Сшили мне бальное платье, снарядили в путь, и мы с отцом поплыли на пароходе к финским берегам. Накануне юбилея нас собралось много молодых девиц у Гартмана, и мы плели гирлянды из зелени для украшения актовой залы и лавровые венки для студентов, которые удостоятся степени магистра. Зелень приносили целыми корзинами, готовые гирлянды отправлялись к месту назначения, и там их развешивали. Не помню, в котором часу все собрались в только что оконченную шведскую церковь на Сенатской площади, где служба еще не совершалась. Публика уселась на приготовленные места. Впереди сидел в кресле покрытый сединой старик Францен, известный шведский поэт, всеми уважаемая личность; возле него стоял внук его Гартман, студент. По окончании акта старику-деду и внуку были надеты на головы лавровые венки. Было очень трогательно, когда Францен встал, обнял своего внука и прослезился.
Много молодых студентов были удостоены звания магистра. Вечером был бал в общественном зале; коронованная молодежь танцевала в лавровых венках. Цветов к балу я с собой не привезла, поэтому попросила девушку послать набрать мне васильков и сплела себе венок, но когда сестра графини, Аврора Карловна Демидова, присутствуя при нашем туалете, увидела, что я намереваюсь надеть васильки, уговорила меня их не надевать, говоря, что с моим смуглым цветом лица и черными волосами вечером будет нехорошо; она тотчас же поехала к себе домой и привезла венок из пунцовых цветов и коралловую parure. Я долго не соглашалась ее надеть, не желая быть вороной в павлиньих перьях, сказав ей, что боюсь надевать чужие вещи, так как можно их потерять; она так любезно настаивала, что дольше я отказываться не смела. С графиней Пушкиной нас поехало трое: племянница ее, княжна Sophie Шаховская, m-llе Виллебранд и я. Мы много танцевали и очень веселились. У графини мы встретились с князем Владимиром Федоровичем Одоевским, который знал меня ребенком; мы, дети, очень любили его, а потому встретиться с ним мне было очень приятно. У нее же познакомилась с Петром Александровичем Плетневым и с Яковом Карловичем Гротом. Как приятно проходило время в обществе таких умных и милых людей! Графиня Пушкина была прелестная, веселая и милая женщина. Сестра ее, А. К. Демидова, красавица в полном смысле слова, серьезная, с отпечатком грусти в глазах. Она проводила лето в имении своем Трескенда, в нескольких верстах от Гельсингфорса, куда мы с графиней довольно часто ездили обедать к ней.

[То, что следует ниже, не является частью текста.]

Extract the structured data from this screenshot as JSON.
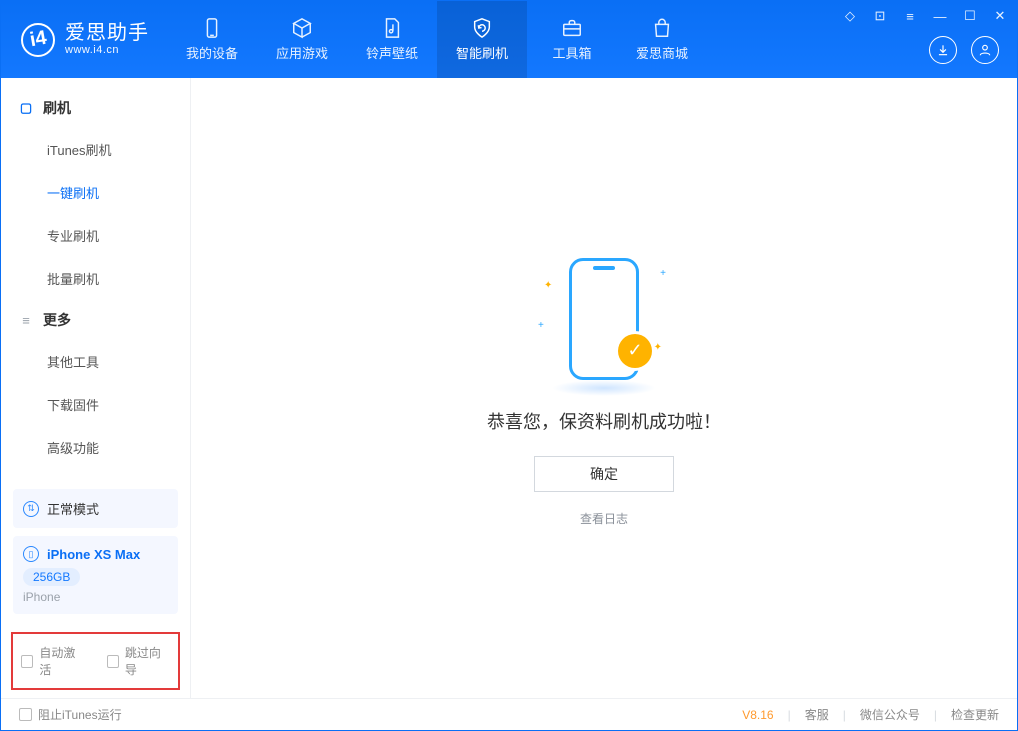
{
  "app": {
    "name": "爱思助手",
    "url": "www.i4.cn"
  },
  "tabs": [
    {
      "label": "我的设备"
    },
    {
      "label": "应用游戏"
    },
    {
      "label": "铃声壁纸"
    },
    {
      "label": "智能刷机"
    },
    {
      "label": "工具箱"
    },
    {
      "label": "爱思商城"
    }
  ],
  "sidebar": {
    "section_flash": "刷机",
    "items_flash": [
      "iTunes刷机",
      "一键刷机",
      "专业刷机",
      "批量刷机"
    ],
    "section_more": "更多",
    "items_more": [
      "其他工具",
      "下载固件",
      "高级功能"
    ]
  },
  "status": {
    "mode": "正常模式",
    "device_name": "iPhone XS Max",
    "capacity": "256GB",
    "device_type": "iPhone"
  },
  "options": {
    "auto_activate": "自动激活",
    "skip_wizard": "跳过向导"
  },
  "result": {
    "success_text": "恭喜您，保资料刷机成功啦！",
    "ok": "确定",
    "view_log": "查看日志"
  },
  "footer": {
    "block_itunes": "阻止iTunes运行",
    "version": "V8.16",
    "support": "客服",
    "wechat": "微信公众号",
    "check_update": "检查更新"
  }
}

Перед отъездом мне написали на память в альбоме князь Одоевский прозой, а Плетнев и Грот стихами.
По возвращении моем в Ревель к дедушке стал ездить все чаще и чаще Р., высокий, длинноносый статский, который преследовал меня своим ухаживанием и вздохами. Дедушка спросил меня раз, заметила ли я, какими телячьими глазами он смотрит на меня, а я в свою очередь спросила, слышит ли дедушка, как он вздыхает при мне, на это он отвечал: «Видно, втюрился в тебя».

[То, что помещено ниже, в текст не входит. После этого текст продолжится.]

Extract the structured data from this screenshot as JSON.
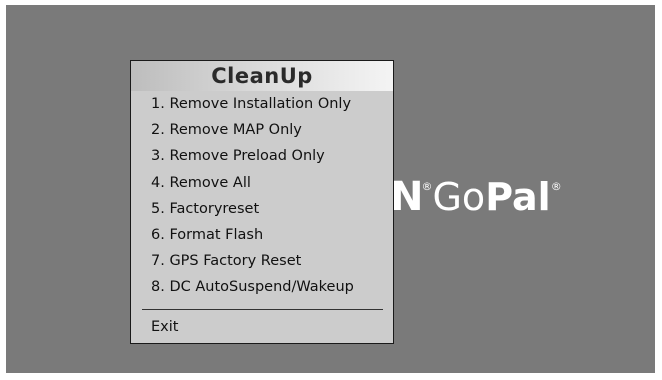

Раз я бежала через двор из кухни, где варила варенье, в переднике, с засученными рукавами, с ложкою в руках и раскрасневшейся физиономией. У самого подъезда я чуть не столкнулась с Р. В ответ на его поклон я кивнула ему головой и, не слушая, что он говорил, пробежала мимо него, прямо к себе наверх, откуда не сходила до его отъезда под предлогом головной боли.
Однажды собирались мы на танцевальный вечер в Салон. Только что я начала причесываться, за мной прислала тетушка, чтоб я сошла к гостям, которые желали видеть меня. Узнав, что это Р. с матерью, и досадуя на несвоевременное посещение, я заколола косу и, желая показаться уродом, причесала гладко передние пряди волос и, связав их узлом под самым подбородком, сошла вниз. Когда я вошла, тетушка пришла в ужас от моей прически. Представили меня матери Р., которая приехала, как видно, знакомиться со мною. Я извинилась, что явилась в таком безобразном виде, а она наговорила мне целый короб любезностей по этому поводу. В ту минуту, как я поклонилась, чтоб уйти и избавиться от глупого положения, в котором находилась, Р. подскочил ко мне и пригласил на мазурку, которая, к сожалению, никому не была обещана.
Когда мы приехали в Салон, Р. встретил меня в дверях с букетом цветов, который я наотрез отказалась принять. Как видно, он этого никак не ожидал и, встав в театральную позу, бросил его к моим ногам со словами: «Allez fanez sous ses pieds». Это вышло так смешно, что я быстро повернулась и отошла, чтоб не расхохотаться ему в лицо.